Librarians and legal writing professors:  Download the pre-made, letter-sized LibTour poster. Print the PDF, and post it close to your library’s collection. Students can scan the QR code to hear the audio file instantly on their smart phones.

What Else Can I Do With This?:

We offer LibTour materials to you under this Creative Commons license. It means those of you at schools and libraries – including law firm and public libraries – can use LibTour about however you want. Just give credit to CALI and don’t turn around and sell our work.

But, change it around completely, post it on your own site, work it into your library tours, paste all the QR codes onto one handout…whatever you want. Just have fun, be creative, share and let us know what you’re doing with them!

Transcript:

This CALI LibTour covers a set of books called Corpus Juris Secundum, “CJSs” for short. CJSs are commonly used in first-year legal writing assignments.  The articles read like the text of a book and footnotes in each article provide cites to U.S. federal and state court decisions.  They are a secondary source, which means that they are not “the law”, but rather they discuss the law. CJSs cover over 400 alphabetically arranged topics.

You may have heard of the American Legal Reports.  American Legal Reports provide more detailed information and analysis of a very specific legal topic, whereas CJS articles tend to be broader in scope. You may have also heard of another legal encyclopedia called American Jurisprudence. The major difference between the two encyclopedias is that the emphasis in CJS is on citing all relevant cases in point, whereas American Jurisprudence will cite only the landmark or major relevant cases.
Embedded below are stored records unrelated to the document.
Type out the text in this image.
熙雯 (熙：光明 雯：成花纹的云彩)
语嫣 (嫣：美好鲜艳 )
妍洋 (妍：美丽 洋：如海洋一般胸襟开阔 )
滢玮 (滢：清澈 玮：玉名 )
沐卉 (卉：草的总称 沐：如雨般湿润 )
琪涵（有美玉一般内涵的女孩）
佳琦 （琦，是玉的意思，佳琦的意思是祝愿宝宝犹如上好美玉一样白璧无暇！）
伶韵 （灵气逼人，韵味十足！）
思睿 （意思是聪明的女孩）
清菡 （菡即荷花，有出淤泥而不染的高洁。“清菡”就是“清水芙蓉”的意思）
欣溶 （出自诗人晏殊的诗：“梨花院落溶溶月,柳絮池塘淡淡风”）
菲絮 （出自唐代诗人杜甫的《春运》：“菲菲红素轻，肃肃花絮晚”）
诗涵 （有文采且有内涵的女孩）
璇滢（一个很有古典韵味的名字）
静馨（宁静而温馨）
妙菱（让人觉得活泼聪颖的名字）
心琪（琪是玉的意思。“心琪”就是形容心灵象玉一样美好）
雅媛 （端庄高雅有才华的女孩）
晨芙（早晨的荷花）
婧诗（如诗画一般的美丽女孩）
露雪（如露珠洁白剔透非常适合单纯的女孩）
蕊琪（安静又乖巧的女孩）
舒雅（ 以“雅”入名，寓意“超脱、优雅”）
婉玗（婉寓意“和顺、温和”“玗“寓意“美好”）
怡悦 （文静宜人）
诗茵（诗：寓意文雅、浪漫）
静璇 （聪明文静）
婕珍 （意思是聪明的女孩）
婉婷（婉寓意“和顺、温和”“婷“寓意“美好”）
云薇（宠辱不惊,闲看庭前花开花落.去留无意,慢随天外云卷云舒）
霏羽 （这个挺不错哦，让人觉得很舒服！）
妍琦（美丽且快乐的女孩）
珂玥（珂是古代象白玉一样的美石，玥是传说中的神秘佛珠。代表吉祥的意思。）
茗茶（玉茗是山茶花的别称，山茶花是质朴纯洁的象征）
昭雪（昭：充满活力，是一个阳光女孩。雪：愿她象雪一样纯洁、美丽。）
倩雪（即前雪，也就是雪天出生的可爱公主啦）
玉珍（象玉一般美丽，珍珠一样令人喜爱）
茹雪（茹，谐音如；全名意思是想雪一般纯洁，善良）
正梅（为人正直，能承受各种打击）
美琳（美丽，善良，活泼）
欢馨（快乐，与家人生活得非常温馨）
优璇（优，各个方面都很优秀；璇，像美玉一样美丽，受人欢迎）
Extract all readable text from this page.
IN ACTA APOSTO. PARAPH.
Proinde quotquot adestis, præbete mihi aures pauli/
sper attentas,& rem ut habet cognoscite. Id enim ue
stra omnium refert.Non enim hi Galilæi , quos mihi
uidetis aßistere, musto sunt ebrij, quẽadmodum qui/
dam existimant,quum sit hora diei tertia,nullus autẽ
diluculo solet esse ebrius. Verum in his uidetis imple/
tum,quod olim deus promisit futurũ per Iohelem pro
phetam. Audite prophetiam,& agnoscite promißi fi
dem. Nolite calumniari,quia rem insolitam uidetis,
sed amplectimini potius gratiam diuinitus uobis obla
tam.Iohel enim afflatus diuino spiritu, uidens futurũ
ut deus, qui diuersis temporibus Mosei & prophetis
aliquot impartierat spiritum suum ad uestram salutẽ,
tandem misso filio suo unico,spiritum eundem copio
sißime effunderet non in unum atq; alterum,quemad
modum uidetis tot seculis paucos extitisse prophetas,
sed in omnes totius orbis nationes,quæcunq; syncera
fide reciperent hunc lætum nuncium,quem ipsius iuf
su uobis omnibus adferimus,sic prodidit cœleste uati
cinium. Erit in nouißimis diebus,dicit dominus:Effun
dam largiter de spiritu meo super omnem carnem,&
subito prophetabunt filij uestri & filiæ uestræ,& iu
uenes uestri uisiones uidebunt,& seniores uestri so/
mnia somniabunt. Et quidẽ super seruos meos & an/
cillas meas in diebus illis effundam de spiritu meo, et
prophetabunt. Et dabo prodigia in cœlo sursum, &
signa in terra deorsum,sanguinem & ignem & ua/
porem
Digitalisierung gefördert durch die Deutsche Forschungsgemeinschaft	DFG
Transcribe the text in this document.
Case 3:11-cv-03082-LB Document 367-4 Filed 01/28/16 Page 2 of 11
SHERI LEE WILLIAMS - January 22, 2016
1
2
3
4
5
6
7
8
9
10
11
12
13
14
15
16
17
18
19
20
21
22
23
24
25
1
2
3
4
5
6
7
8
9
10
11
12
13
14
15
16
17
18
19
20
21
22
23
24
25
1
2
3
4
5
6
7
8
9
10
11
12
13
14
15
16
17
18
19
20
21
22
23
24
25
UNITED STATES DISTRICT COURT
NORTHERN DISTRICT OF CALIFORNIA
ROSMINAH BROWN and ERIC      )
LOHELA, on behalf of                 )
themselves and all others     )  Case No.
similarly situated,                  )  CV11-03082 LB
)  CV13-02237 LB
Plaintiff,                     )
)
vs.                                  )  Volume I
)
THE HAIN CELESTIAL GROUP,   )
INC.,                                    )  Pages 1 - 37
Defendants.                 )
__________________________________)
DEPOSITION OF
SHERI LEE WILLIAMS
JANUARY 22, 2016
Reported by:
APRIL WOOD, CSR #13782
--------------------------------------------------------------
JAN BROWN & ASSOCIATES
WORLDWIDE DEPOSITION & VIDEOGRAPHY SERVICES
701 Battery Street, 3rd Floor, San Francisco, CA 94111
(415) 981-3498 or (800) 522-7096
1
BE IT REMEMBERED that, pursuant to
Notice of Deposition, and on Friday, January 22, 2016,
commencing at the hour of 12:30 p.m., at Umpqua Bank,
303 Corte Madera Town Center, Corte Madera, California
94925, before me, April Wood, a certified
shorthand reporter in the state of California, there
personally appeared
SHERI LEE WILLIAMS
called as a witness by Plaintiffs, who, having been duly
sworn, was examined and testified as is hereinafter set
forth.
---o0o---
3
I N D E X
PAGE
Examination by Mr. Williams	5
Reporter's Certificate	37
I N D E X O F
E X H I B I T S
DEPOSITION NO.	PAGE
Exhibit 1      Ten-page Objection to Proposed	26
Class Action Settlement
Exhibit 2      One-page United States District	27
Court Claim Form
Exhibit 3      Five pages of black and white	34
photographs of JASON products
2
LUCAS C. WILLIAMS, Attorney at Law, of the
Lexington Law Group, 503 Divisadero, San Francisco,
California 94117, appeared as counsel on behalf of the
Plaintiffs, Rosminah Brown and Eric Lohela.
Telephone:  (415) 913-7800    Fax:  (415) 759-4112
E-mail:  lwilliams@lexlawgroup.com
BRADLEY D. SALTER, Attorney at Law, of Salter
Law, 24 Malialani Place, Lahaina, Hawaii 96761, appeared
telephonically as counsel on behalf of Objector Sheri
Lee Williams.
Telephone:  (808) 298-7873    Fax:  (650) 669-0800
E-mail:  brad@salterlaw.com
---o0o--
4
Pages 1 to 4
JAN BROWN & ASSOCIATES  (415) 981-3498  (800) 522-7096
The typical CJS article will contain a detailed outline.  This is followed by a “treated elsewhere” section, which gives citations to other CJS articles.  Each article is broken down into various sections, with each section receiving a few paragraphs length narrative, a West Key number entry, and many case notes.

CJSs are arranged topically, but also contain a multi-volume index and a table of cases to facilitate finding articles.  Say, for instance, you had a client that was inquiring about inheritance rights of illegitimate children.  You could read the spine labels to try and find an article on illegitimate children, but it would be best in this case to consult the index because there are no articles in CJS with that exact title.  The index entry for illegitimate children gives you an article citation on the topic, Child sections 1-142.  You would then pull the volume that contains the article, Volume 14 Cemeteries to Civil Rights, from the shelf and find a quick answer to your client’s question.

To highlight the subtle differences between the major legal encyclopedias, the article on illegitimate children in CJS is titled, “Children Out-of-Wedlock”, whereas the corresponding article in AmJur is titled, “Illegitimate Children.”

Ask your library if they have a set of CJSs in print. CJSs are also available on Westlaw. Entries in Westlaw are updated continually and the print versions are updated with pocket parts found in the back of each volume.